Nice_3350La transition se poursuit! Depuis 3 mois, trop irrégulièrement mais avec une sage ténacité, j’ai couru pieds nus de plus en plus longtemps au cours de mes séances. J’ai surtout beaucoup marché pieds nus, tous les jours, à l’intérieur comme à l’extérieur, du carrelage aux gros cailloux qui piquent, des tomettes au béton, du sol au plafond (mais non, pas au plafond, voyons!)

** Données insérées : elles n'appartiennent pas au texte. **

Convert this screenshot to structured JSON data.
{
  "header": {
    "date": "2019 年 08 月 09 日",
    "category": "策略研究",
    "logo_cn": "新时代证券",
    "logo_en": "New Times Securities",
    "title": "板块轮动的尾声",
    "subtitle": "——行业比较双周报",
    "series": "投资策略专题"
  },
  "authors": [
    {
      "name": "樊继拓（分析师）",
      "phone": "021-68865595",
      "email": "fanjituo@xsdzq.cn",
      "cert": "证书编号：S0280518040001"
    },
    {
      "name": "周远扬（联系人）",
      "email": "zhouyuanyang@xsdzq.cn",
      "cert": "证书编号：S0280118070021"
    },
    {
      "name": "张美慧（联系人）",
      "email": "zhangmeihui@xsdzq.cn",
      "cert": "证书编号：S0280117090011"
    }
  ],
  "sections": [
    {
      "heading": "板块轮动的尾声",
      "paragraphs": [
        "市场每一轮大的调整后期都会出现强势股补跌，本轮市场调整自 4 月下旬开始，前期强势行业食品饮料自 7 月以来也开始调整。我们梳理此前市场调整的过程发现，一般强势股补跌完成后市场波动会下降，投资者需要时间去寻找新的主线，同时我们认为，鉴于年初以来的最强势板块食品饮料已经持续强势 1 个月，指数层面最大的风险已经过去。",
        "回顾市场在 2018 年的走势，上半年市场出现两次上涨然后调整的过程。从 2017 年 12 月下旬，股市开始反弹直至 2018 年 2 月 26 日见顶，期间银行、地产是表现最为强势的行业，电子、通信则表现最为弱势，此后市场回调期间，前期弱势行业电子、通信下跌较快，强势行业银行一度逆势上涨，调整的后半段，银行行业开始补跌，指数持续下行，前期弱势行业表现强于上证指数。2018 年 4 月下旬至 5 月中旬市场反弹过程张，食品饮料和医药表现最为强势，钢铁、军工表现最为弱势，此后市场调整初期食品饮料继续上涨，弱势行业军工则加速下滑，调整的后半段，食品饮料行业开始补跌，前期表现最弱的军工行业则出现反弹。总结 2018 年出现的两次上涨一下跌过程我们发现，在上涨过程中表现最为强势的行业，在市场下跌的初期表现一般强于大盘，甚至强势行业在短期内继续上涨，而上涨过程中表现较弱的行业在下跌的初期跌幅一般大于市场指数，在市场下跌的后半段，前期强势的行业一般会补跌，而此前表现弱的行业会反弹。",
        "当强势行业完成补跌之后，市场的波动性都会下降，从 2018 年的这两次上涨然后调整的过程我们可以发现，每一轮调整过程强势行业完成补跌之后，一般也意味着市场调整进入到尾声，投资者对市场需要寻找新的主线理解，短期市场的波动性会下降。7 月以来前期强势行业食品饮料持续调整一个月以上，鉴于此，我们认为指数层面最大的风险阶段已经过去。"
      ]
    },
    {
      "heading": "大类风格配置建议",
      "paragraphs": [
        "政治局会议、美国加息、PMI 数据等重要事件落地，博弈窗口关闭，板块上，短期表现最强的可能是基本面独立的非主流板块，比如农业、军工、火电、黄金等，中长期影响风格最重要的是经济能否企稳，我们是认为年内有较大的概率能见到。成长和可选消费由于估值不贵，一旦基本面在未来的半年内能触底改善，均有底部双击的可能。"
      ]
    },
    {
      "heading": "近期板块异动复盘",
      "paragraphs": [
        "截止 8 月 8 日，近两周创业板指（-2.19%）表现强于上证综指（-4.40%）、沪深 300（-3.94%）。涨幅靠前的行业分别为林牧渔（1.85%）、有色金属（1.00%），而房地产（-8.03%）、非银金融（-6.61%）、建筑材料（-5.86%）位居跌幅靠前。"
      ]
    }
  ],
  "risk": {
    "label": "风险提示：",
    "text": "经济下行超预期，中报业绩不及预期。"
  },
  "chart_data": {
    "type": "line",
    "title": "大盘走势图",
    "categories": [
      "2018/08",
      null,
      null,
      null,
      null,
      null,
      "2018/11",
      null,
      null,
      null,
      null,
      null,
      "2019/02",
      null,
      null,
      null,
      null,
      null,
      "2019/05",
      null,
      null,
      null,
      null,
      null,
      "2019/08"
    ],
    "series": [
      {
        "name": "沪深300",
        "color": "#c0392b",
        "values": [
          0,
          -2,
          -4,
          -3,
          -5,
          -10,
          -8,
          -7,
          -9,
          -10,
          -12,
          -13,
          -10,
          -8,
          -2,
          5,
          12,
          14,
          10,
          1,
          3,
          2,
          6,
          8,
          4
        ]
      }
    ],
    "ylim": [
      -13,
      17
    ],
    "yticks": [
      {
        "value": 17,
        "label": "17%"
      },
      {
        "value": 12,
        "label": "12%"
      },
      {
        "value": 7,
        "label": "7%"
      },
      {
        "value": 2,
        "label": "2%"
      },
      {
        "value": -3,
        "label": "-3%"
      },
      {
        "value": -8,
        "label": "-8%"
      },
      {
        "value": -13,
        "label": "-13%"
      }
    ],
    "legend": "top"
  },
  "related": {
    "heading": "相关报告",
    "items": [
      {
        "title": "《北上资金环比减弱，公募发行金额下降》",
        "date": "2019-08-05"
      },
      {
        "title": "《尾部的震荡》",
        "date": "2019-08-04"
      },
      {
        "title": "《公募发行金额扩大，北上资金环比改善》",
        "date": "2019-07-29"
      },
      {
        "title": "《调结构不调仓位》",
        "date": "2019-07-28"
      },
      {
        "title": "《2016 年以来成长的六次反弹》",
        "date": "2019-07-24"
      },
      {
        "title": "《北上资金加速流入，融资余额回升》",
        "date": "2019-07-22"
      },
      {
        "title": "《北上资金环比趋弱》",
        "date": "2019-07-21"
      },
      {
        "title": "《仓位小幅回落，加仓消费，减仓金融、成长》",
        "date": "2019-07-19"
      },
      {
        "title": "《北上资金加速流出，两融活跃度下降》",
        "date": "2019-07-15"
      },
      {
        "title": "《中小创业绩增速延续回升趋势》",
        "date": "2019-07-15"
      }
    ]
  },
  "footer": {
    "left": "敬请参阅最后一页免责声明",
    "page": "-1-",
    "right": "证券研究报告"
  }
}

Une fine couche protectrice a recouvert la plante de mes pieds, comme une petite semelle. Elle reste fragile : que je marche un peu moins sans chaussure et hop, elle disparait. Que je passe en courant dans des flaques d’eau puis sur un sol tout chaud et voici les ampoules qui s’amènent sur ma peau alanguie (soignées et oubliées en 48 heures : une aiguille, la flamme d’un briquet et on n’en parle plus). C’est de l’entretien, comme une paire de godasses qu’on nettoie et qu’on bichonne, sauf que le travail a lieu directement sur son corps. Cela ressemble, dans mon souvenir, au rapport que l’on peut entretenir avec ses panards lors d’une randonnée : soudain, on découvre leur importance et on s’étonne de leurs facultés. Alors on apprend à mieux les connaître et à les accepter, avec leurs orteils tordus et leurs qualités.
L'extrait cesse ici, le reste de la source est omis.